Contrairement à la légende, la conversion d’Augustin est moins morale ou intellectuelle que spirituelle. Pour s’en convaincre, conseille Jean Mallein, spécialiste des textes de l’évêque d’Hippone, il faut lire ses "Confessions".

Pourquoi Augustin composa-t-il ses Confessions ? Ce n’est pas la honte de ses fautes passées qui le poussa à écrire, mais le besoin de confesser sa foi en la miséricorde de Dieu envers lui, en vue d’inciter ses lecteurs à se convertir. En effet, quand il écrit ses Confessions, Augustin, devenu évêque d’Hippone, a découvert ce qu’il a nommé le “péché originel”, un “état d’ignorance et de difficulté” par rapport à notre vocation à partager la vie de Dieu — “la vie éternelle” — et qui “ne peut être que le châtiment d’une faute”. Cette découverte ne fait que reprendre ce qu’en dit déjà l’Épître aux Romains, mais elle s’est imposée à lui en rédigeant son traité Sur le Libre arbitre, à propos de la question : “D’où vient le mal que nous commettons ?” Loin d’être un journal intime, ses Confessions sont la relecture des trente-trois premières années de sa vie par Augustin pour mettre en évidence les effets de ce péché dans lequel nous naissons tous, en même temps que la manière prévenante dont Dieu dans sa miséricorde cherche à nous en faire sortir. Et c’est pourquoi ce récit s’arrête à la mort de sa mère, quelques mois après son baptême reçu à Milan dans la nuit de Pâques 387.
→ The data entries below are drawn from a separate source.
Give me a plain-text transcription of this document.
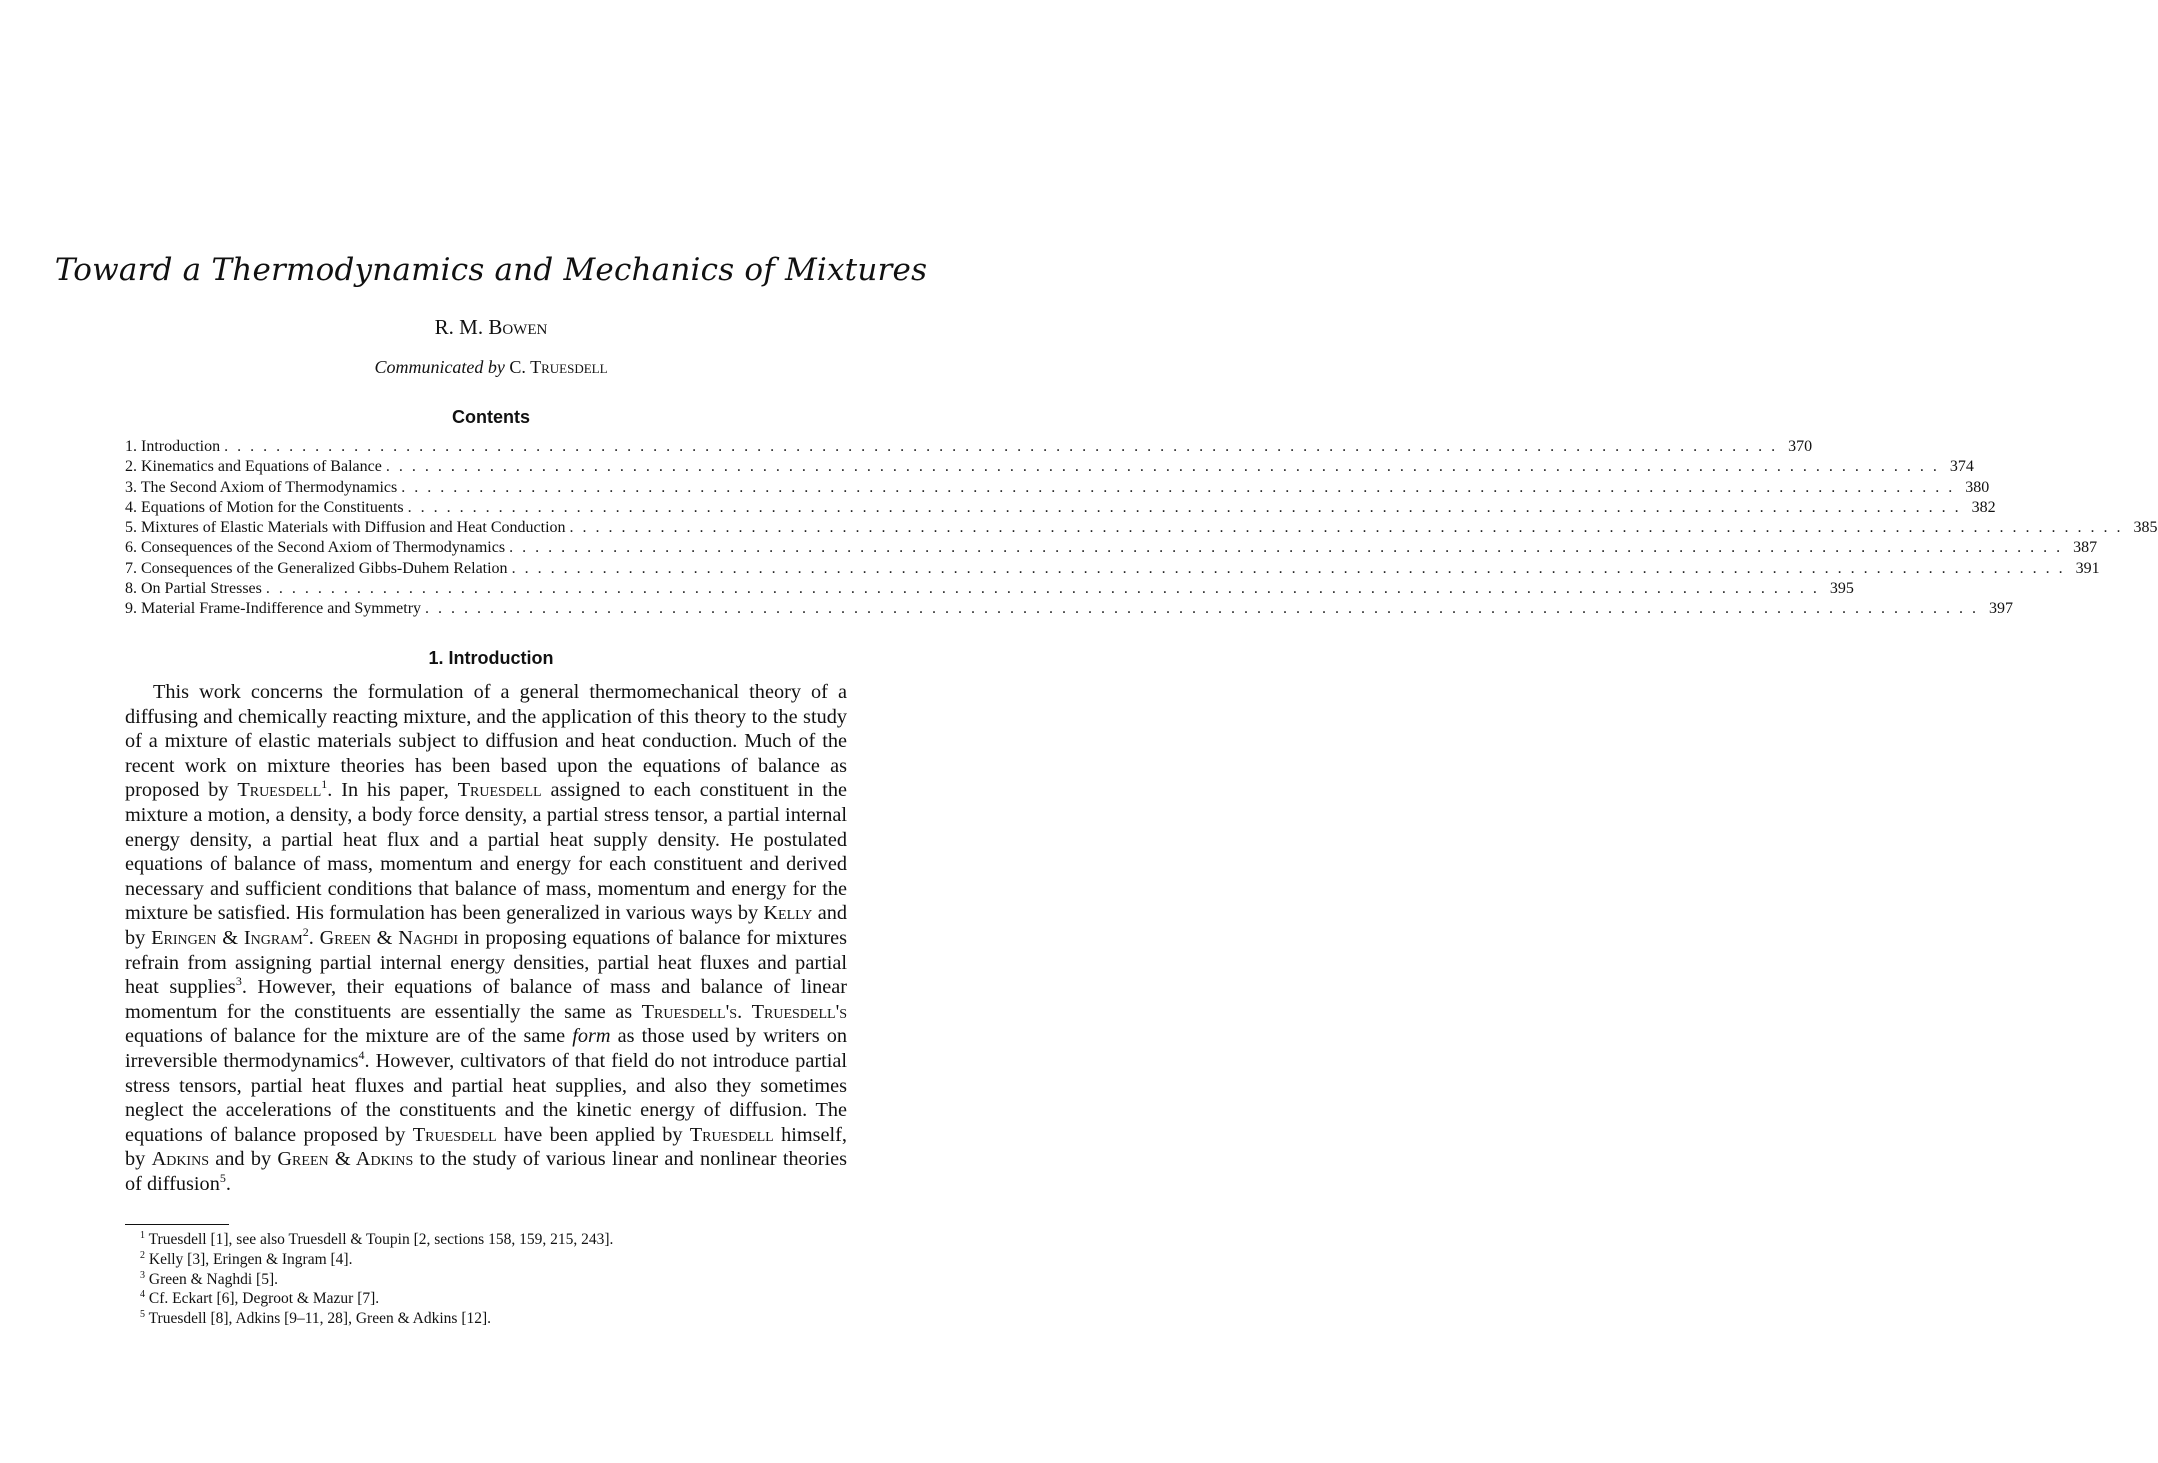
Toward a Thermodynamics and Mechanics of Mixtures
R. M. Bowen
Communicated by C. Truesdell
Contents
1. Introduction ........................................................................................................................ 370
2. Kinematics and Equations of Balance ........................................................................................................................ 374
3. The Second Axiom of Thermodynamics ........................................................................................................................ 380
4. Equations of Motion for the Constituents ........................................................................................................................ 382
5. Mixtures of Elastic Materials with Diffusion and Heat Conduction ........................................................................................................................ 385
6. Consequences of the Second Axiom of Thermodynamics ........................................................................................................................ 387
7. Consequences of the Generalized Gibbs-Duhem Relation ........................................................................................................................ 391
8. On Partial Stresses ........................................................................................................................ 395
9. Material Frame-Indifference and Symmetry ........................................................................................................................ 397
1. Introduction

This work concerns the formulation of a general thermomechanical theory of a diffusing and chemically reacting mixture, and the application of this theory to the study of a mixture of elastic materials subject to diffusion and heat conduction. Much of the recent work on mixture theories has been based upon the equations of balance as proposed by Truesdell$^1$. In his paper, Truesdell assigned to each constituent in the mixture a motion, a density, a body force density, a partial stress tensor, a partial internal energy density, a partial heat flux and a partial heat supply density. He postulated equations of balance of mass, momentum and energy for each constituent and derived necessary and sufficient conditions that balance of mass, momentum and energy for the mixture be satisfied. His formulation has been generalized in various ways by Kelly and by Eringen & Ingram$^2$. Green & Naghdi in proposing equations of balance for mixtures refrain from assigning partial internal energy densities, partial heat fluxes and partial heat supplies$^3$. However, their equations of balance of mass and balance of linear momentum for the constituents are essentially the same as Truesdell's. Truesdell's equations of balance for the mixture are of the same form as those used by writers on irreversible thermodynamics$^4$. However, cultivators of that field do not introduce partial stress tensors, partial heat fluxes and partial heat supplies, and also they sometimes neglect the accelerations of the constituents and the kinetic energy of diffusion. The equations of balance proposed by Truesdell have been applied by Truesdell himself, by Adkins and by Green & Adkins to the study of various linear and nonlinear theories of diffusion$^5$.

$^1$ Truesdell [1], see also Truesdell & Toupin [2, sections 158, 159, 215, 243].
$^2$ Kelly [3], Eringen & Ingram [4].
$^3$ Green & Naghdi [5].
$^4$ Cf. Eckart [6], Degroot & Mazur [7].
$^5$ Truesdell [8], Adkins [9–11, 28], Green & Adkins [12].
Une conversion spirituelle

Cependant, contrairement à la légende dont il convient de se débarrasser au profit du texte des Confessions, sa conversion est moins morale que spirituelle et même philosophique. Certes, jeune homme arrivant à Carthage — Carthago-sartago, “la rôtissoire des honteuses amours” —, loin de la surveillance maternelle, il nous le dit lui-même, “je cherchais quoi aimer, aimant aimer, et je haïssais la sécurité et les chemins sans souricière”. Mais il ne tarda guère à se trouver une compagne et à se retrouver père d’un enfant qu’ils nommèrent Adéodat, “donné par Dieu” : “Dans ces années-là j’avais une femme ; ce n’était pas dans ce qu’on appelle l’union légitime que je l’avais prise, mais je l’avais dépistée dans mes vagabondages passionnés dépourvus de prudence. Toutefois je n’en avais qu’une et je lui gardais aussi la fidélité du lit” (Confessions IV,2). Ce fils qui reçut avec lui le baptême, mourut un ou deux ans plus tard. Dans l’éloge qu’en fait Augustin, on aura du mal à voir en lui le fils d’un débauché ou même celui d’un père absent (Confessions, IX,14) :

Nous nous adjoignîmes également le jeune Adéodat, le fils de ma chair et de mon péché. Tu avais fait de lui une belle œuvre : il avait environ quinze ans et déjà dépassait en intelligence bien des hommes graves et instruits. Je te confesse tes dons, Seigneur mon Dieu, créateur de toutes choses, assez puissant pour donner une forme à ce qui en nous est difforme. Car, dans cet enfant, hormis le péché, il n’y avait rien de moi. Sans doute nous le nourrissions de ton enseignement, mais c’est toi qui nous l’avais inspiré, pas un autre ! […] Nous nous l’associâmes, lui qui avait le même âge que nous dans ta grâce, pour l’élever dans ton enseignement. Et nous reçûmes le baptême, et s’enfuit loin de nous l’inquiétude pour notre vie passée.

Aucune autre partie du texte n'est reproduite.